Flüchtlinge, der Staat und wir : Wir brauchen endlich Klarheit

Wie bewältigt Deutschland die Flüchtlingskrise? Notwendig wäre vor allem zu klären, wie viele Einwanderer dieses Land integrieren kann und was wir von ihnen erwarten. Ein Kommentar.

Werner van Bebber
Flüchtlinge in Rostock.
Flüchtlinge in Rostock.Foto: dpa

Staatliche Unordnung: So kann man die Zustände nennen, die die Deutschen in diesem Herbst erleben. An die Krisenrhetorik der Politiker hat man sich seit der Finanzkrise 2009 gewöhnen können. In der Flüchtlingskrise verblassen ganze Kataloge von Regeln („Dublin“ oder auch das Asylrecht): Sie sind noch da, aber nicht wirklich in Kraft, jedenfalls nicht so wie, sagen wir, die Straßenverkehrsordnung oder das Erbschaftsgesetz.

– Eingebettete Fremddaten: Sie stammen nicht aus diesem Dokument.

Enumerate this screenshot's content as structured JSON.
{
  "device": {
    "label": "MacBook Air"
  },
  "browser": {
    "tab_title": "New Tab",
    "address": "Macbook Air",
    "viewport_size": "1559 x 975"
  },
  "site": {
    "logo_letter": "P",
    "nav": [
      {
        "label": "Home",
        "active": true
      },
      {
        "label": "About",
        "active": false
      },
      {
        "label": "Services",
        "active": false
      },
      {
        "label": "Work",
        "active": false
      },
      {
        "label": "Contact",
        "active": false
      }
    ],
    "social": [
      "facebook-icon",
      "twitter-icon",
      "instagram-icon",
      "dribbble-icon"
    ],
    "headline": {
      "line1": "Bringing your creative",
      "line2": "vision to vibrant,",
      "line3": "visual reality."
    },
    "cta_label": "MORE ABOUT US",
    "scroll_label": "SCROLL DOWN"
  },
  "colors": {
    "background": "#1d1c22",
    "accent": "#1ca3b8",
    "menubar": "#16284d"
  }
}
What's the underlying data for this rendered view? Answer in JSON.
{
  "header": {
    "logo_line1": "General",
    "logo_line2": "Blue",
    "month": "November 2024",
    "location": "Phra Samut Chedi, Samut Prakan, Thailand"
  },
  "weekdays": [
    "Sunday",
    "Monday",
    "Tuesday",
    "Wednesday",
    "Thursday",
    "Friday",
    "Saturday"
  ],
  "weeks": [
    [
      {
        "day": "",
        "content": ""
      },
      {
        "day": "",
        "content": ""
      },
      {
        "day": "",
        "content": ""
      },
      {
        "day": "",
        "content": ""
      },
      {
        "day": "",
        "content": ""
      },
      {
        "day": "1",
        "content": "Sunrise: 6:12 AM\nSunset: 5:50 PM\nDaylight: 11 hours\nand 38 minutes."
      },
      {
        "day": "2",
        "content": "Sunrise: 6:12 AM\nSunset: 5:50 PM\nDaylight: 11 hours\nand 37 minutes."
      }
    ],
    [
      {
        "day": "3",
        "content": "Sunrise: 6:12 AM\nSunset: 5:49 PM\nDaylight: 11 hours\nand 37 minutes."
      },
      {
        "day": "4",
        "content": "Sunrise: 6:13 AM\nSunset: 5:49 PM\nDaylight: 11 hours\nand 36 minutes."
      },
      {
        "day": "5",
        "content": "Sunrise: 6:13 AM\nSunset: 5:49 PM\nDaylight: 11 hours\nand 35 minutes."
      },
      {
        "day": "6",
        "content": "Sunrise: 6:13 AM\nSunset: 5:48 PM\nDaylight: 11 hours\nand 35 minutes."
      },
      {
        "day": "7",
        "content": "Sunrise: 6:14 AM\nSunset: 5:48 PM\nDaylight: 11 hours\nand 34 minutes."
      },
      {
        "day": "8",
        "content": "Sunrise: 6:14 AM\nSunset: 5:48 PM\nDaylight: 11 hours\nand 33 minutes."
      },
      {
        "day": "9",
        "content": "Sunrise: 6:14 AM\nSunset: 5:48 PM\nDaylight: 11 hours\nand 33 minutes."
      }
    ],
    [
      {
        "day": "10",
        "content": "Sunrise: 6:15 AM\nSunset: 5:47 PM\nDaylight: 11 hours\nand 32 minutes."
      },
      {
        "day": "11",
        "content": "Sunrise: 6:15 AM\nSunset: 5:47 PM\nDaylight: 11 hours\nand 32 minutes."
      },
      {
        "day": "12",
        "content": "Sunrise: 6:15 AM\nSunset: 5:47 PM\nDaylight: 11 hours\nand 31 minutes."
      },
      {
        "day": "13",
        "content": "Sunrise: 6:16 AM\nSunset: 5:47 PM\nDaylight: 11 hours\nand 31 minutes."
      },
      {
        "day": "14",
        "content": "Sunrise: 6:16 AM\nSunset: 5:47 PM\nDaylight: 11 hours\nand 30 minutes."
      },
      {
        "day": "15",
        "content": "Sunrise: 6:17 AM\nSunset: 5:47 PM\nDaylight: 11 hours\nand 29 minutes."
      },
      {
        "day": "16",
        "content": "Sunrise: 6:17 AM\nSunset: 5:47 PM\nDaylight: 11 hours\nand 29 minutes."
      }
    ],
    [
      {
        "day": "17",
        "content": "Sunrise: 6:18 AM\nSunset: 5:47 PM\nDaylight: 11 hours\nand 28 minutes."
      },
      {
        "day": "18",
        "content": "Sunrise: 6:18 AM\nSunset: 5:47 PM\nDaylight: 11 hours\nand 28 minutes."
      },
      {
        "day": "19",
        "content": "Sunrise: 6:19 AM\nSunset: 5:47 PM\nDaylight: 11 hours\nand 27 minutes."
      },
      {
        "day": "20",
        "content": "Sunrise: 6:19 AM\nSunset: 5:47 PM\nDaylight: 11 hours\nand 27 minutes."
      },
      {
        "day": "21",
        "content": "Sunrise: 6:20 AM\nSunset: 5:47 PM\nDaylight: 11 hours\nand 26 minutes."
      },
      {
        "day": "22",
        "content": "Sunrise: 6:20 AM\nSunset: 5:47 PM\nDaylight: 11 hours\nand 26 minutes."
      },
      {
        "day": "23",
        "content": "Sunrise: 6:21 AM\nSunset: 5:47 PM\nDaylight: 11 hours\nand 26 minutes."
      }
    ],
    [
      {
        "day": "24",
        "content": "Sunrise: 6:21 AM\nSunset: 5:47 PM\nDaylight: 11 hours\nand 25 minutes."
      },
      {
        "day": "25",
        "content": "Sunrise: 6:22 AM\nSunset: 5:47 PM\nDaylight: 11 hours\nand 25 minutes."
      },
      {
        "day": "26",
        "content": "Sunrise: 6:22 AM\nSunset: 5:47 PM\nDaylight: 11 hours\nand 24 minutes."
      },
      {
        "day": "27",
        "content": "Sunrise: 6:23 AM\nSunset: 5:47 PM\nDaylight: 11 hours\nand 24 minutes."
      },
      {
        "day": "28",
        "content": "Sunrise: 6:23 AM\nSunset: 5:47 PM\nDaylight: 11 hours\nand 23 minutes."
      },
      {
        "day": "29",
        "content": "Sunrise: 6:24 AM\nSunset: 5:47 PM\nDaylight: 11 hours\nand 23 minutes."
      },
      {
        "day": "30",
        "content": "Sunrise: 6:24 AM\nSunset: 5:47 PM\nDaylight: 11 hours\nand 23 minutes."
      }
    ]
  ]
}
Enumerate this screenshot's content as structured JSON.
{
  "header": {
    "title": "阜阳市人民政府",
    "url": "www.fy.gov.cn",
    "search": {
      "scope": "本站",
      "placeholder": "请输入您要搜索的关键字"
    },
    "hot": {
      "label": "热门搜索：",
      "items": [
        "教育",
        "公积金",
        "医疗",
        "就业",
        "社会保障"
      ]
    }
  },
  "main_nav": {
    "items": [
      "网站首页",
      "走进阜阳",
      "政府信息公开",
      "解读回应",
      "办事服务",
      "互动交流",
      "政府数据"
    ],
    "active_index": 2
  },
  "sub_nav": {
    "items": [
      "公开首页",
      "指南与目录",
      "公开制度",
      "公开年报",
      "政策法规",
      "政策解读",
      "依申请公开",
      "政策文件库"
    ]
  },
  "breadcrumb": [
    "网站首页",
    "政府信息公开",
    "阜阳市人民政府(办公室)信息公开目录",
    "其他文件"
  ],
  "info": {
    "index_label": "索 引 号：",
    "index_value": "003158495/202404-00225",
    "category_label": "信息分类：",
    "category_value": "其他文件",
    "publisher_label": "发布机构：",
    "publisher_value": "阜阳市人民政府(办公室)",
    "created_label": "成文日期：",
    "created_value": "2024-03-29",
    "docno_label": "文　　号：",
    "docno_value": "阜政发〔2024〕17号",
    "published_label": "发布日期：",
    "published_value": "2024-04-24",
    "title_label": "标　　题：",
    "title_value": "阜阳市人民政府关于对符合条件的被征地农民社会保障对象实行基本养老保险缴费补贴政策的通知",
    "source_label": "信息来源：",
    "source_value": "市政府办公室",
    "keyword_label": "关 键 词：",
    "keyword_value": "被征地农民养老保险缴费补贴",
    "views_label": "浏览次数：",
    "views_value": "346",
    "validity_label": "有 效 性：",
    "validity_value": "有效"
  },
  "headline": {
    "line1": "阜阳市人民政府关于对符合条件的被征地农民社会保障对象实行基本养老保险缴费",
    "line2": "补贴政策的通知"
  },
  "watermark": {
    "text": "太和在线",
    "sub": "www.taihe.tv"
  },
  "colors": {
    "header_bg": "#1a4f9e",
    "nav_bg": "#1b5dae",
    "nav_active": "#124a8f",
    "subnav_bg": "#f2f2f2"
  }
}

Die Verwaltung ist im Ausnahmezustand, die Polizei, besonders die Bundespolizei, desgleichen. Die Deutschen erleben gerade in größter Deutlichkeit die sehr begrenzte Macht von Politik und von staatlichen Organen, den Garanten eines Staates, auf den man sich verlassen und dem man vertrauen kann.

Das führt zu Beklemmungen – kein Wunder, dass Angela Merkel deutliche Vertrauensverluste zu verzeichnen hat. Bislang war die Bundesrepublik ein Staatswesen, in dem die Politik auf jedes größere oder kleinere Problem entweder mit neuen Regeln oder mit neuen Leistungen reagierte.

Gerade die große Koalition hat dieses Politikverständnis zu perfektionieren versucht, in der Familien- wie in der Gleichstellungs- oder der Verkehrspolitik, vom bundesweit geltenden Recht auf einen Kita-Platz und dem Betreuungsgeld über die 30-Prozent-Quote für Aufsichtsräte großer Unternehmen bis hin zur Debatte über eine Autobahn-Maut, die dann aber wieder mit der Kraftfahrzeugsteuer verrechnet werden soll.

Die Geburtenrate hat sich wegen der Anreizpolitik nicht deutlich erholt

Am Sinn einer Anreizpolitik kann man zweifeln – die Geburtenrate hat sich in Deutschland deshalb jedenfalls nicht deutlich erhöht. Doch Politik als komplizierte Verbindung von Regeln und finanziellen Leistungen funktioniert in dem Moment ohnehin nicht mehr, in dem sich Menschen in großer Zahl Rechte nehmen. Das genau geschieht in der Flüchtlingskrise. Leute kommen einfach, sie übertreten Grenzen, sie missachten Regeln – und der robuste Staat schwächelt.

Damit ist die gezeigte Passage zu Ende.